General information
- Type: Road
- Route number(s): B51

Major junctions
- North end: B52 Illawarra Road
- C520 Wellington Street (Woolmers Lane) B53 Powranna Road
- South end: Poatina Road / C522

Location(s)
- Region: Midlands
- Major suburbs: Longford Cressy

= Cressy Road =

Road in Tasmania that goes from Longford to the Great Lake

Cressy Road is a road that goes through Longford, Cressy and rural parts along the road.

== Route ==
From a roundabout, the road starts and a few hundred metres ahead is a level crossing, after the level crossing the road enters the town centre of Longford, the road continues throughout the town centre, but drivers will need to make a slight right turn to stay on the route, after leaving the town centre, for about 10 kilometres the road goes on rural land with a couple roads before entering Cressy.

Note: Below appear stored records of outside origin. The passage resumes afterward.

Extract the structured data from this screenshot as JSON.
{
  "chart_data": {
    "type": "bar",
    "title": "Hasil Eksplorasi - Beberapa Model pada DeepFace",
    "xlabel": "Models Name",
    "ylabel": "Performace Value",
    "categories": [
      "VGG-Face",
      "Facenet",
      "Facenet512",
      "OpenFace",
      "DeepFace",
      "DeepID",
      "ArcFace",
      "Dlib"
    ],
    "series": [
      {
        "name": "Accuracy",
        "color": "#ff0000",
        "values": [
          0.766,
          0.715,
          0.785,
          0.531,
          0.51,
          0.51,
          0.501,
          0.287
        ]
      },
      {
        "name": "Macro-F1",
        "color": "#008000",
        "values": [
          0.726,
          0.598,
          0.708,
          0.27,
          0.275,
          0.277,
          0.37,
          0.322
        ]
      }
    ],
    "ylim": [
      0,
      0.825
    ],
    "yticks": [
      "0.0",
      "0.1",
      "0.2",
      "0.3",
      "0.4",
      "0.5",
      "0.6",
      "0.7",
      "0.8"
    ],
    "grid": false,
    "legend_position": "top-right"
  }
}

The town centre is a completely straight road, after leaving the town centre, the road is yet again surrounded by rural land, after a few kilometres, the road goes over Brumby's Creek then continues till the T-junction intersection comes up and ends on route number C522.

== Poatina Road ==
Poatina Road is a rural road that goes to Poatina and the Great Lake.

===Route===
From a T-junction intersection, the entire route is surrounded by paddocks and bushes which only goes to Poatina which is the only town on the route but semi bypasses the town instead of going into the town. The route continues and goes through windy parts of road and bypasses other rural towns as Cramps Bay, Flintstone and Arthurs Lake, then ends on Highland Lakes Road.